Glocester. – Mon garçon, pauvre homme tout nu.

Edgar. – Pauvre Tom a froid. A part. — Je ne saurais le tromper plus longtemps.

Glocester. – Viens près de moi, ami.

Edgar. – Et cependant il le faut encore – Que le ciel guérisse tes chers yeux ; ils saignent.

Glocester. – Sais-tu le chemin de Douvres ?

Edgar. – Grille ou barrière, grand chemin ou sentier. Le pauvre Tom a été privé de son bon sens ; cinq démons sont entrés à la fois dans le pauvre Tom. Que l’honnête homme soit préservé du malin esprit Obbidicut, le démon de la luxure ; Hobbididance, le prince des muets ; Mahu, le démon du vol ; Modo, celui du meurtre ; et Flibbertigibbet, celui des contorsions et des grimaces, qui maintenant possède les femmes de chambre et les suivantes. Sur ce, béni sois-tu, maître.

Glocester. – Tiens, prends cette bourse, toi que les fléaux du ciel ont accablé de tous leurs traits : mon infortune va te rendre plus heureux. Dieux, agissez toujours ainsi : que celui qui regorge de biens et se nourrit de voluptés, qui met vos commandements sous ses pieds, et ne voit pas parce qu’il ne sent pas, sente promptement votre puissance.
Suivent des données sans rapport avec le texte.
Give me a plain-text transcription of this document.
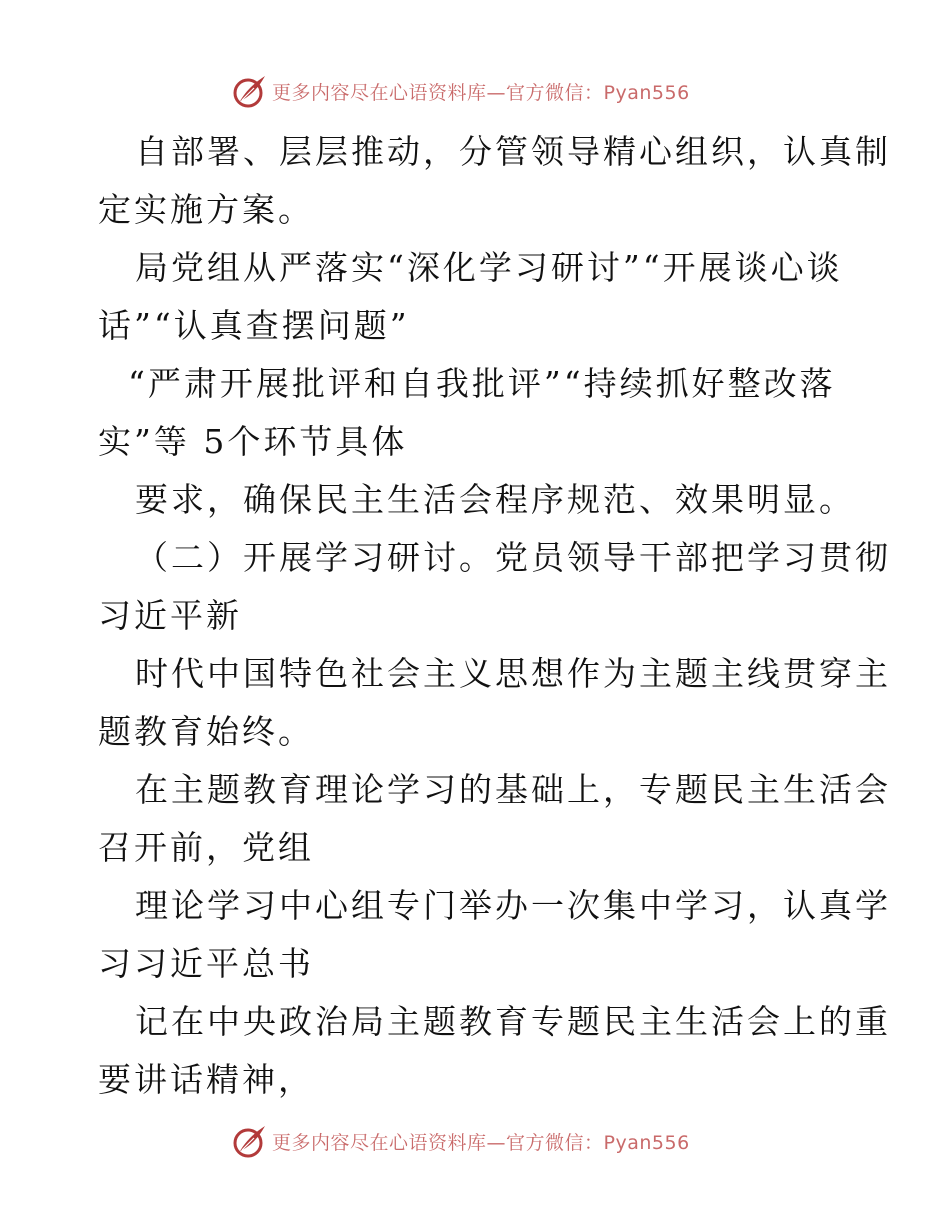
更多内容尽在心语资料库—官方微信：Pyan556
自部署、层层推动，分管领导精心组织，认真制
定实施方案。
局党组从严落实“深化学习研讨”“开展谈心谈
话”“认真查摆问题”
“严肃开展批评和自我批评”“持续抓好整改落
实”等 5个环节具体
要求，确保民主生活会程序规范、效果明显。
（二）开展学习研讨。党员领导干部把学习贯彻
习近平新
时代中国特色社会主义思想作为主题主线贯穿主
题教育始终。
在主题教育理论学习的基础上，专题民主生活会
召开前，党组
理论学习中心组专门举办一次集中学习，认真学
习习近平总书
记在中央政治局主题教育专题民主生活会上的重
要讲话精神，
更多内容尽在心语资料库—官方微信：Pyan556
Ainsi une juste distribution détruirait l’excès, et chaque homme aurait le nécessaire – Connais-tu Douvres ?

Edgar. – Oui, maître.

Glocester. – Là s’élève un rocher dont la haute tête s’avance et se regarde avec terreur dans la mer retenue à ses pieds ; conduis-moi seulement à la pointe de sa cime, et j’ai sur moi quelque chose d’assez précieux pour te sortir de la misère que tu endures : une fois là, je n’aurai plus besoin de guide.

Edgar. – Donne-moi ton bras ; le pauvre Tom va te conduire.

Ils sortent.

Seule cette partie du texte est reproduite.